Mobile phone apps can do a range of things such as allowing people to take better photos and help them with navigation. Now, scientists have come up with an app that can help those who have difficulty distinguishing species of birds.
Scientists Florence Wilkinson and Dan Stowell developed an app that is capable of identifying the songs of 220 British birds.
Warblr, as the app is called, was launched on Thursday and works much like Shazam, the music app that identifies songs from a database of tracks.
Users need to get close enough to a particular bird in order to record its song then the Warblr app, which uses information from the British Trust for Ornithology(BTO) and is said to be up to 95 percent accurate, would produce a list of possible birds that are ranked by likelihood.
The app also comes with geo-location technology, which would build a map of sightings that could help researchers monitor the habitats of different species of birds. This could also help them monitor the declines, increases and migration patterns of birds.
Using the app though isn't free of qualms as writer and naturalist Stephen Moss related.
"This is not as easy as it sounds, as I discovered when I tested them out in my Somerset garden," Moss said. "Just as I pressed the record button, the bird would fall silent; or a gust of wind would blow; or one of my children would ask why I was holding my phone up against a hedge.
The makers of the app hope that it will appeal to the five million people who bird watch in the UK each year and those who are just interested in knowing the species of birds that are nearby. The scientists also hope that the app would encourage technology-obsessed young people to explore nature.

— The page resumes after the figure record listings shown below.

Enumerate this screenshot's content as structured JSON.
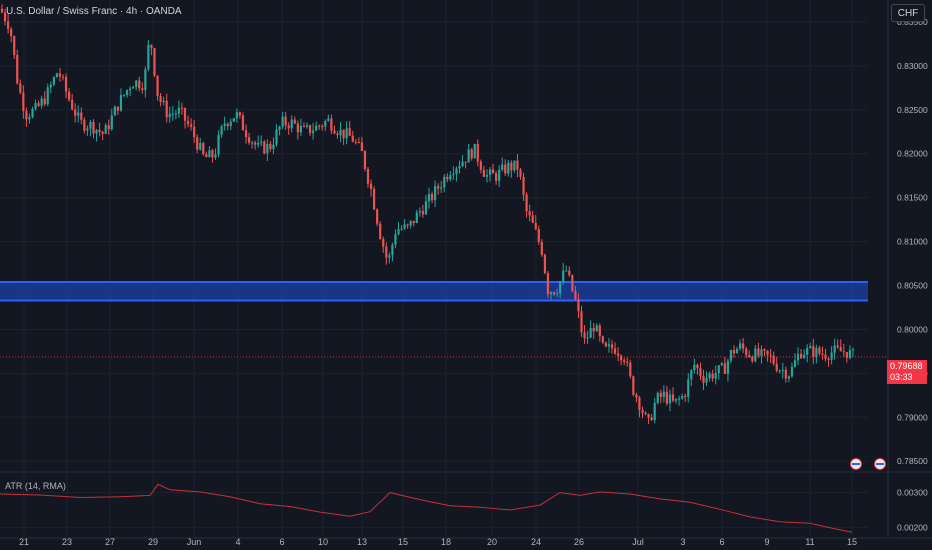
{
  "header": {
    "title": "U.S. Dollar / Swiss Franc · 4h · OANDA",
    "currency_button": "CHF"
  },
  "atr": {
    "label": "ATR (14, RMA)"
  },
  "last_price": {
    "value": "0.79688",
    "countdown": "03:33"
  },
  "colors": {
    "background": "#131722",
    "up": "#26a69a",
    "down": "#ef5350",
    "zone": "#1e3fa8",
    "zone_border": "#2962ff",
    "atr_line": "#c62f3b",
    "grid": "#1e222d"
  },
  "chart_data": [
    {
      "type": "candlestick",
      "x_ticks": [
        "21",
        "23",
        "27",
        "29",
        "Jun",
        "4",
        "6",
        "10",
        "13",
        "15",
        "18",
        "20",
        "24",
        "26",
        "Jul",
        "3",
        "6",
        "9",
        "11",
        "15"
      ],
      "y_ticks": [
        "0.83500",
        "0.83000",
        "0.82500",
        "0.82000",
        "0.81500",
        "0.81000",
        "0.80500",
        "0.80000",
        "0.79500",
        "0.79000",
        "0.78500"
      ],
      "ylim": [
        0.784,
        0.8375
      ],
      "zone": {
        "from": 0.8033,
        "to": 0.8054
      },
      "last_price": 0.79688,
      "path": [
        [
          0,
          0.8365
        ],
        [
          10,
          0.8345
        ],
        [
          18,
          0.8278
        ],
        [
          26,
          0.8245
        ],
        [
          36,
          0.825
        ],
        [
          46,
          0.8265
        ],
        [
          58,
          0.8295
        ],
        [
          68,
          0.8265
        ],
        [
          80,
          0.8235
        ],
        [
          92,
          0.8232
        ],
        [
          104,
          0.8222
        ],
        [
          118,
          0.8256
        ],
        [
          132,
          0.8282
        ],
        [
          144,
          0.828
        ],
        [
          150,
          0.8335
        ],
        [
          158,
          0.8265
        ],
        [
          168,
          0.8245
        ],
        [
          180,
          0.8248
        ],
        [
          192,
          0.8225
        ],
        [
          204,
          0.8195
        ],
        [
          214,
          0.8198
        ],
        [
          224,
          0.8235
        ],
        [
          236,
          0.8245
        ],
        [
          246,
          0.8225
        ],
        [
          258,
          0.8206
        ],
        [
          270,
          0.8208
        ],
        [
          282,
          0.8235
        ],
        [
          292,
          0.8235
        ],
        [
          304,
          0.8225
        ],
        [
          316,
          0.823
        ],
        [
          328,
          0.8238
        ],
        [
          340,
          0.8225
        ],
        [
          352,
          0.8218
        ],
        [
          362,
          0.82
        ],
        [
          372,
          0.8155
        ],
        [
          380,
          0.811
        ],
        [
          388,
          0.8075
        ],
        [
          396,
          0.8115
        ],
        [
          408,
          0.8115
        ],
        [
          420,
          0.8135
        ],
        [
          430,
          0.8148
        ],
        [
          440,
          0.8165
        ],
        [
          450,
          0.8182
        ],
        [
          462,
          0.8192
        ],
        [
          474,
          0.8205
        ],
        [
          486,
          0.8175
        ],
        [
          496,
          0.8175
        ],
        [
          508,
          0.8185
        ],
        [
          518,
          0.8185
        ],
        [
          526,
          0.8135
        ],
        [
          534,
          0.8115
        ],
        [
          542,
          0.809
        ],
        [
          548,
          0.8045
        ],
        [
          556,
          0.8045
        ],
        [
          566,
          0.8068
        ],
        [
          576,
          0.803
        ],
        [
          584,
          0.7985
        ],
        [
          594,
          0.8005
        ],
        [
          604,
          0.7975
        ],
        [
          614,
          0.798
        ],
        [
          624,
          0.797
        ],
        [
          632,
          0.7935
        ],
        [
          640,
          0.7915
        ],
        [
          648,
          0.789
        ],
        [
          656,
          0.792
        ],
        [
          664,
          0.7925
        ],
        [
          674,
          0.7915
        ],
        [
          684,
          0.7925
        ],
        [
          694,
          0.796
        ],
        [
          704,
          0.7945
        ],
        [
          714,
          0.795
        ],
        [
          724,
          0.7955
        ],
        [
          732,
          0.7975
        ],
        [
          740,
          0.798
        ],
        [
          750,
          0.7972
        ],
        [
          760,
          0.797
        ],
        [
          770,
          0.7968
        ],
        [
          780,
          0.7955
        ],
        [
          790,
          0.795
        ],
        [
          800,
          0.7975
        ],
        [
          812,
          0.7975
        ],
        [
          824,
          0.7972
        ],
        [
          836,
          0.7975
        ],
        [
          846,
          0.7975
        ],
        [
          854,
          0.7969
        ]
      ]
    },
    {
      "type": "line",
      "name": "ATR (14, RMA)",
      "y_ticks": [
        "0.00300",
        "0.00200"
      ],
      "ylim": [
        0.00175,
        0.00345
      ],
      "points": [
        [
          0,
          0.00296
        ],
        [
          40,
          0.00293
        ],
        [
          80,
          0.00286
        ],
        [
          120,
          0.00288
        ],
        [
          150,
          0.00292
        ],
        [
          158,
          0.00324
        ],
        [
          170,
          0.00308
        ],
        [
          200,
          0.00302
        ],
        [
          230,
          0.00288
        ],
        [
          260,
          0.00268
        ],
        [
          290,
          0.0026
        ],
        [
          320,
          0.00244
        ],
        [
          350,
          0.00232
        ],
        [
          370,
          0.00245
        ],
        [
          390,
          0.003
        ],
        [
          420,
          0.0028
        ],
        [
          450,
          0.00262
        ],
        [
          480,
          0.00258
        ],
        [
          510,
          0.0025
        ],
        [
          540,
          0.00264
        ],
        [
          560,
          0.003
        ],
        [
          580,
          0.00292
        ],
        [
          600,
          0.00302
        ],
        [
          630,
          0.00296
        ],
        [
          660,
          0.00282
        ],
        [
          690,
          0.00272
        ],
        [
          720,
          0.00252
        ],
        [
          750,
          0.0023
        ],
        [
          780,
          0.00216
        ],
        [
          810,
          0.00212
        ],
        [
          830,
          0.00199
        ],
        [
          852,
          0.00186
        ]
      ]
    }
  ]
}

"Here at Queen Mary University of London we've been at the forefront of developing this new technology for a while now, but as a scientist you don't always get the chance to place your work directly in the hands of the general public - it's a real privilege," Stowell said. "The beauty of it is that the more people who use Warblr and submit recordings to our server, the more accurate we can train our technology to become."
The app is now available for iOS users at £3.99. Its makers said that they hope to develop an Android version of the app using the funds earned from the iPhone app.